Twissell did nothing to deny these rumors. In fact most people guessed that he believed them himself.

So even while Harlan bent before the force of the angry blast that struck him, he had room in his mind to be amazed at the fact that Twissell could display anger. He wondered if Twissell would be mortified in some calmer aftermath to realize that his hand-computer heart had betrayed him by exposing itself as only a poor thing of muscle and valves subject to the twists of emotion.

Twissell said, in part, his old voice creaking, "Father Time, boy, are you on the Allwhen Council? Do you give the orders around here? Do you tell me what to do or do I tell you what to do? Are you making arrangements for all kettle trips this Section? Do we all come to you for permission now?"

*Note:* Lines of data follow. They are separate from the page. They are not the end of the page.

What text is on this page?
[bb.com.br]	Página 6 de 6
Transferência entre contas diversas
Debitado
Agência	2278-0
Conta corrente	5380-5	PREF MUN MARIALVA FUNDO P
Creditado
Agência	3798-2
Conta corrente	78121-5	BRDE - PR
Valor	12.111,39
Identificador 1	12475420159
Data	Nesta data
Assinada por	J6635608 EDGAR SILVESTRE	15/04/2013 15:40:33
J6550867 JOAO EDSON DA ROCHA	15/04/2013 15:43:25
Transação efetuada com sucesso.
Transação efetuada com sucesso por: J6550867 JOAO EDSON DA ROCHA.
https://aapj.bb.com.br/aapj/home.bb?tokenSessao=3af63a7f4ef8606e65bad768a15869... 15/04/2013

He interrupted himself with occasional exclamations of "Answer me," then continued pouring more questions into the boiling interrogative caldron.

He said finally, "If you ever get above yourself this way again, I'll have you on plumbing repair and for good. Do you understand me?"

Harlan, pale with his own gathering embarrassment, said, "I was never told that Cub Cooper was not to be taken on the kettle."

The explanation did not act as an emollient. "What kind of an excuse is a double negative, boy? You were never told not to get him drunk. You were never told not to shave him bald. You were never told not to skewer him with a fine-edged Tav curve. Father Time, boy, what were you told to do with him?"

"I was told to teach him Primitive history."

"Then do so. Do nothing more than that." Twissell dropped his cigarette and ground it savagely underfoot as though it were the face of a lifelong enemy.

"I'd like to point out, Computer," said Harlan, "that many Centuries under the current Reality somewhat resemble specific eras of Primitive history in one or more respects. It had been my intention to take him out to those Times, under careful spatio-temporal charting, of course, as a form of field trip."

"What? Listen, you chucklehead, don't you ever intend to ask my permission for anything? That's out. Just teach him Primitive history. No field trips. No laboratory experiments, either. Next you'll be changing Reality just to show him how."

Harlan licked his dry lips with a dry tongue, muttered a resentful acquiescence, and, eventually, was allowed to leave.

It took weeks for his hurt feelings to heal over somewhat.